Vineyard Automation and Labor Challenges

Vineyard Automation and Labor Challenges

Tim Hammerich
Tim Hammerich
News Reporter
With California Ag Today, I’m Tim Hammerich.

Winegrape producers have been using mechanical harvesters for decades, but in recent years, they’ve also adopted equipment for other vineyard operations like thinning and pruning. UC Cooperative Extension viticulturist Kaan Kurtural says this is helping producers solve for labor costs and labor availability.

Kurtural… “Right now we're running three shifts. In each shift you need two to three people to operate the machines in the vineyard.”

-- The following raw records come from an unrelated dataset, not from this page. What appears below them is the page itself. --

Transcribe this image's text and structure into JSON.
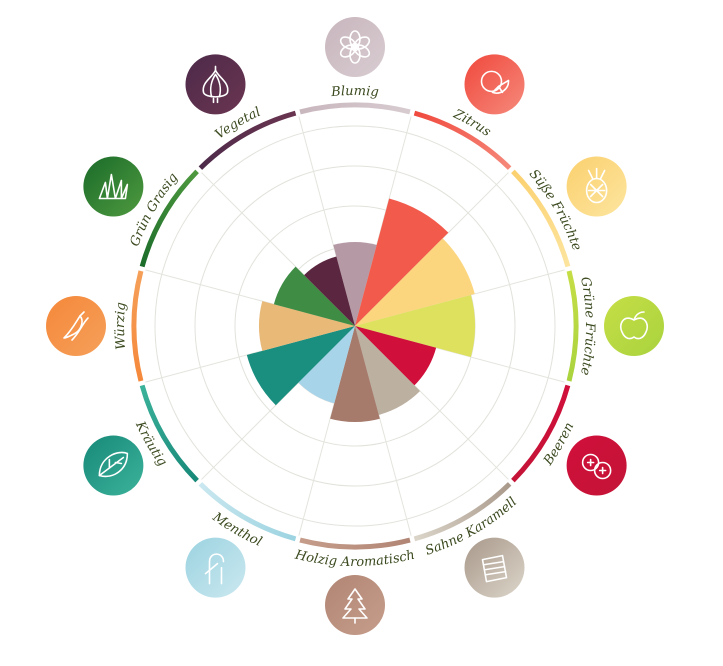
{
  "chart_data": {
    "type": "radial-bar",
    "scale_max": 5,
    "categories": [
      {
        "name": "Blumig",
        "value": 2.1,
        "color": "#b59aa5",
        "ring_from": "#c8b6bd",
        "ring_to": "#d8ccd1",
        "icon": "flower-icon"
      },
      {
        "name": "Zitrus",
        "value": 3.3,
        "color": "#f25a4c",
        "ring_from": "#f0483c",
        "ring_to": "#f58a7c",
        "icon": "citrus-icon"
      },
      {
        "name": "Süße Früchte",
        "value": 3.1,
        "color": "#fbd67e",
        "ring_from": "#fbd06e",
        "ring_to": "#fce59f",
        "icon": "pineapple-icon"
      },
      {
        "name": "Grüne Früchte",
        "value": 3.0,
        "color": "#dee15d",
        "ring_from": "#c6de46",
        "ring_to": "#a9d33e",
        "icon": "apple-icon"
      },
      {
        "name": "Beeren",
        "value": 2.1,
        "color": "#d00f3a",
        "ring_from": "#d00f3a",
        "ring_to": "#c41437",
        "icon": "berries-icon"
      },
      {
        "name": "Sahne Karamell",
        "value": 2.3,
        "color": "#bcb0a0",
        "ring_from": "#a8988a",
        "ring_to": "#dcd6ca",
        "icon": "caramel-icon"
      },
      {
        "name": "Holzig Aromatisch",
        "value": 2.4,
        "color": "#a67b6c",
        "ring_from": "#b18574",
        "ring_to": "#c69d8b",
        "icon": "tree-icon"
      },
      {
        "name": "Menthol",
        "value": 2.0,
        "color": "#a8d4ea",
        "ring_from": "#9bd3e0",
        "ring_to": "#cbe8f0",
        "icon": "candy-cane-icon"
      },
      {
        "name": "Kräutig",
        "value": 2.8,
        "color": "#1a8e7f",
        "ring_from": "#178878",
        "ring_to": "#3cb39b",
        "icon": "leaf-icon"
      },
      {
        "name": "Würzig",
        "value": 2.4,
        "color": "#e9b978",
        "ring_from": "#f5883a",
        "ring_to": "#f5a05a",
        "icon": "chili-icon"
      },
      {
        "name": "Grün Grasig",
        "value": 2.1,
        "color": "#3f8d45",
        "ring_from": "#1a6b2a",
        "ring_to": "#4f9a3f",
        "icon": "grass-icon"
      },
      {
        "name": "Vegetal",
        "value": 1.8,
        "color": "#5b2740",
        "ring_from": "#4d2a4a",
        "ring_to": "#6a3550",
        "icon": "onion-icon"
      }
    ]
  }
}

Kurtural says this is a dramatic reduction in employees from when this was all done manually. But it’s also increasing the demand for employees trained in viticulture and related technology.

Kurtural… “To operate per acre, you're down to like three people, as opposed to 32 or 33 in the past. But these folks that they tend to hire now are mostly college educated people. Viticulturists or assistant manager types that can take information, interpret it, and then apply it very rapidly to changing conditions in the vineyard. So we need a little bit better trained staff to operate these machines, but it has been a kind of disruptive technology to, the way we operate in California as far as grapes go.”

Kurtural and colleagues published a best management practices review in the journal Catalyst.